4.11: GTPases and their Regulation

Guanine nucleotide-binding proteins (G-proteins), also known as GTPases, are a superfamily of proteins that regulate many cellular processes, such as cell signaling, vesicular transport, and the regulation of cell shape and motility. Mutation or dysfunction of these proteins can lead to disease. There are around 40,000 known G-proteins that can broadly be classified into two groups ‒ small G-proteins consisting of a single domain and large multi-domain G-proteins.

Large G-proteins, also known as heterotrimeric G-proteins, consist of three subunits —α, β, and γ. The α subunit has a conserved domain that interacts with G-protein-coupled receptors to mediate transmembrane signaling

Small G-proteins are a single subunit and signal throughout the cell in a variety of pathways. They are divided into five subfamilies based on sequence and function ‒ Ras, Rho, Rab, Ran, and Arf. Mutations in the Ras subfamily lead to the formation of cancerous tumors in the lungs, colon, and pancreas. The Rho subfamily regulates actin reorganization and microtubule cytoskeleton dynamics. The Rab subfamily, the largest small G-protein family, regulates vesicle transport and membrane trafficking in secretory and endocytic pathways.
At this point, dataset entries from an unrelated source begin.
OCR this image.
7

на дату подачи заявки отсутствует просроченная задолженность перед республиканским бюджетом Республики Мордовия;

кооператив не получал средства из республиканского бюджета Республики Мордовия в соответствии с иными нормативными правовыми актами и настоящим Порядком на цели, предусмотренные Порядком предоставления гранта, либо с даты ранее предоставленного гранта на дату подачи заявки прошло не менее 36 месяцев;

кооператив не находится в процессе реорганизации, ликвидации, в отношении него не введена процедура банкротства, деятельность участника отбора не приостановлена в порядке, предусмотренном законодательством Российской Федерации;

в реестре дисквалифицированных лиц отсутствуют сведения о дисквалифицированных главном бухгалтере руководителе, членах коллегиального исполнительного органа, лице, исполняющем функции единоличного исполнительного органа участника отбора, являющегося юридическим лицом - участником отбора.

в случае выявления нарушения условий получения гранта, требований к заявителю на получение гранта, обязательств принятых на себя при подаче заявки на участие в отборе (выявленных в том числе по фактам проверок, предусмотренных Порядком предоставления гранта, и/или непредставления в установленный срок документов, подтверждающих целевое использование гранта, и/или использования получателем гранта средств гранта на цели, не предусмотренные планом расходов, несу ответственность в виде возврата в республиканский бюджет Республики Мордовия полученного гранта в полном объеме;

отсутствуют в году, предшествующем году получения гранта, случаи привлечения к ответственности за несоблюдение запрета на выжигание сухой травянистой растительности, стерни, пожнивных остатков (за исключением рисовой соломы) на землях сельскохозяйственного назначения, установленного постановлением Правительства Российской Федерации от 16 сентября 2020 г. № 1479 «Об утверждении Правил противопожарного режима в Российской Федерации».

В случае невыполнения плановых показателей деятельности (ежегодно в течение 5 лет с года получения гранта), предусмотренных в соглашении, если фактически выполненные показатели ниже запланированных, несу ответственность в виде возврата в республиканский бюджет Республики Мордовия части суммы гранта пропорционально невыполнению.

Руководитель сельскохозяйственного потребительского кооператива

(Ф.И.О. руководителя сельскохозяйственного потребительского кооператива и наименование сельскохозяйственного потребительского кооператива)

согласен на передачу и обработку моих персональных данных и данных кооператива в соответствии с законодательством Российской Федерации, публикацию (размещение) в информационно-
The Ran subfamily regulates nucleocytoplasmic transport of RNA and proteins through the nuclear pore and mitotic spindle assembly and function. The Arf subfamily is involved in vesicle transport and membrane trafficking.

G-proteins are regulated by GTP/GDP binding and have intrinsic GTPase activity, meaning they can hydrolyze GTP to GDP. When GTP is bound, the G-protein is in the “ON” state, that is the protein will promote signaling cascades in the cell. When GDP is bound, it is in the “OFF” state, causing the signaling to stop. Regulation of G-protein activation further regulated by guanine nucleotide exchange factors (GEFs), which assist in GDP dissociation, and GTPase activating proteins (GAPs) that stimulate GTP hydrolysis. Additionally, guanine dissociation inhibitors (GDIs) can bind to small GTPases and regulate their location in the membrane or cytoplasm.
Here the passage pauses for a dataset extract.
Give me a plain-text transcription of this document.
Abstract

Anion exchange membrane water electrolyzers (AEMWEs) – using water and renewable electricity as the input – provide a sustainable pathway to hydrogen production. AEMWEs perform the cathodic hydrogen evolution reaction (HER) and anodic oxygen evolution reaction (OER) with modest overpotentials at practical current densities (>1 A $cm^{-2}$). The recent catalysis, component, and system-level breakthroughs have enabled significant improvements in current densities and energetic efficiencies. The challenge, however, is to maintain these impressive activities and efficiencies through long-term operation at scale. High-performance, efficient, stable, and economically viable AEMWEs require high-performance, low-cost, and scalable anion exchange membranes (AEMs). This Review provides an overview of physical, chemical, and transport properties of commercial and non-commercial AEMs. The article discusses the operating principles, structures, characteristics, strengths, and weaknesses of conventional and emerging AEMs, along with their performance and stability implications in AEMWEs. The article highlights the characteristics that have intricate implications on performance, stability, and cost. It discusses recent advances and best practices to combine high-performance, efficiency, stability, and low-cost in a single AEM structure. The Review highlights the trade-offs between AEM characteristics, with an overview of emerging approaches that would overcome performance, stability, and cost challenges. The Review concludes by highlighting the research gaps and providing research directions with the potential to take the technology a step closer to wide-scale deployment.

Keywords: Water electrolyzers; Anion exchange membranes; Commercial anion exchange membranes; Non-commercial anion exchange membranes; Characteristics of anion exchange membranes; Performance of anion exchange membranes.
Guanosine triphosphate, GTP, a close relative of ATP, is a small molecule important for the regulation of protein function.  

G-proteins are proteins regulated by GTP binding. These proteins have intrinsic GTPase activity, that is when GTP is bound, they can catalyze its hydrolysis to guanosine diphosphate, GDP.  
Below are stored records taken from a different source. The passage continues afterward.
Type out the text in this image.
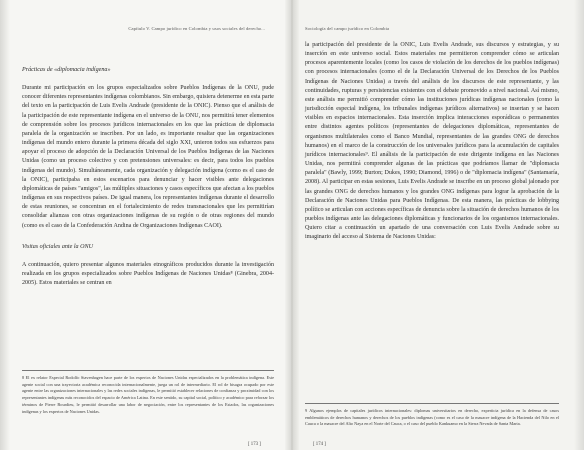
Capítulo V. Campo jurídico en Colombia y usos sociales del derecho...

Prácticas de «diplomacia indígena»

Durante mi participación en los grupos especializados sobre Pueblos Indígenas de la ONU, pude conocer diferentes representantes indígenas colombianos. Sin embargo, quisiera detenerme en esta parte del texto en la participación de Luis Evelis Andrade (presidente de la ONIC). Pienso que el análisis de la participación de este representante indígena en el universo de la ONU, nos permitirá tener elementos de comprensión sobre los procesos jurídicos internacionales en los que las prácticas de diplomacia paralela de la organización se inscriben. Por un lado, es importante resaltar que las organizaciones indígenas del mundo entero durante la primera década del siglo XXI, unieron todos sus esfuerzos para apoyar el proceso de adopción de la Declaración Universal de los Pueblos Indígenas de las Naciones Unidas (como un proceso colectivo y con pretensiones universales: es decir, para todos los pueblos indígenas del mundo). Simultáneamente, cada organización y delegación indígena (como es el caso de la ONIC), participaba en estos escenarios para denunciar y hacer visibles ante delegaciones diplomáticas de países "amigos", las múltiples situaciones y casos específicos que afectan a los pueblos indígenas en sus respectivos países. De igual manera, los representantes indígenas durante el desarrollo de estas reuniones, se concentran en el fortalecimiento de redes transnacionales que les permitirían consolidar alianzas con otras organizaciones indígenas de su región o de otras regiones del mundo (como es el caso de la Confederación Andina de Organizaciones Indígenas CAOI).

Visitas oficiales ante la ONU

A continuación, quiero presentar algunos materiales etnográficos producidos durante la investigación realizada en los grupos especializados sobre Pueblos Indígenas de Naciones Unidas⁸ (Ginebra, 2004-2005). Estos materiales se centran en

8 El ex relator Especial Rodolfo Stavenhagen hace parte de los expertos de Naciones Unidas especializados en la problemática indígena. Este agente social con una trayectoria académica reconocida internacionalmente, juega un rol de intermediario. El rol de bisagra ocupado por este agente entre las organizaciones internacionales y las redes sociales indígenas, le permitió establecer relaciones de confianza y proximidad con los representantes indígenas más reconocidos del espacio de América Latina. En este sentido, su capital social, político y académico para reforzar los términos de Pierre Bourdieu, le permitió desarrollar una labor de negociación, entre los representantes de los Estados, las organizaciones indígenas y los expertos de Naciones Unidas.
[ 173 ]
Sociología del campo jurídico en Colombia

la participación del presidente de la ONIC, Luis Evelis Andrade, sus discursos y estrategias, y su inserción en este universo social. Estos materiales me permitieron comprender cómo se articulan procesos aparentemente locales (como los casos de violación de los derechos de los pueblos indígenas) con procesos internacionales (como el de la Declaración Universal de los Derechos de los Pueblos Indígenas de Naciones Unidas) a través del análisis de los discursos de este representante, y las continuidades, rupturas y persistencias existentes con el debate promovido a nivel nacional. Así mismo, este análisis me permitió comprender cómo las instituciones jurídicas indígenas nacionales (como la jurisdicción especial indígena, los tribunales indígenas jurídicos alternativos) se insertan y se hacen visibles en espacios internacionales. Esta inserción implica interacciones esporádicas o permanentes entre distintos agentes políticos (representantes de delegaciones diplomáticas, representantes de organismos multilaterales como el Banco Mundial, representantes de las grandes ONG de derechos humanos) en el marco de la construcción de los universales jurídicos para la acumulación de capitales jurídicos internacionales⁹. El análisis de la participación de este dirigente indígena en las Naciones Unidas, nos permitirá comprender algunas de las prácticas que podríamos llamar de "diplomacia paralela" (Bawly, 1999; Burton; Dukes, 1990; Diamond, 1996) o de "diplomacia indígena" (Santamaría, 2008). Al participar en estas sesiones, Luis Evelis Andrade se inscribe en un proceso global jalonado por las grandes ONG de derechos humanos y los grandes ONG indígenas para lograr la aprobación de la Declaración de Naciones Unidas para Pueblos Indígenas. De esta manera, las prácticas de lobbying político se articulan con acciones específicas de denuncia sobre la situación de derechos humanos de los pueblos indígenas ante las delegaciones diplomáticas y funcionarios de los organismos internacionales. Quiero citar a continuación un apartado de una conversación con Luis Evelis Andrade sobre su imaginario del acceso al Sistema de Naciones Unidas:

9 Algunos ejemplos de capitales jurídicos internacionales: diplomas universitarios en derecho, experticia jurídica en la defensa de casos emblemáticos de derechos humanos y derechos de los pueblos indígenas (como es el caso de la masacre indígena de la Hacienda del Nilo en el Cauca o la masacre del Alto Naya en el Norte del Cauca, o el caso del pueblo Kankuamo en la Sierra Nevada de Santa Marta.
[ 174 ]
G-proteins are divided into two categories, small and large. The small, or monomeric, G-proteins are a single protein subunit that is activated by various intracellular signaling pathways.

In contrast, the large, or heterotrimeric, G-proteins contain three subunits and are activated by membrane-bound G-protein coupled receptors. 

GTPases act as a molecular switch, where the GDP bound state usually is inactive while the GTP bound state is active. GTP binding followed by GTP to GDP hydrolysis is part of the GDP/GTP cycle.

The cycle starts when a guanine exchange factor, GEF, induces a conformational change in the G-protein that causes the release of GDP.  

GTP quickly binds to the now-empty nucleotide-binding site as GTP is abundant in the cytoplasm. The G-protein is now switched into its active state with GTP bound.  

G-proteins have intrinsic GTPase activity to hydrolyze the bound molecule; however, the GTP breakdown by the enzyme is a slow process without additional cellular signals.

Therefore, when it is time for the G-protein to be switched off, a GTPase activating protein, or GAP, will bind and enhance the GTPase activity of the protein. The GTP is broken down into GDP and inorganic phosphate and the G-protein returns to its inactive state completing the cycle.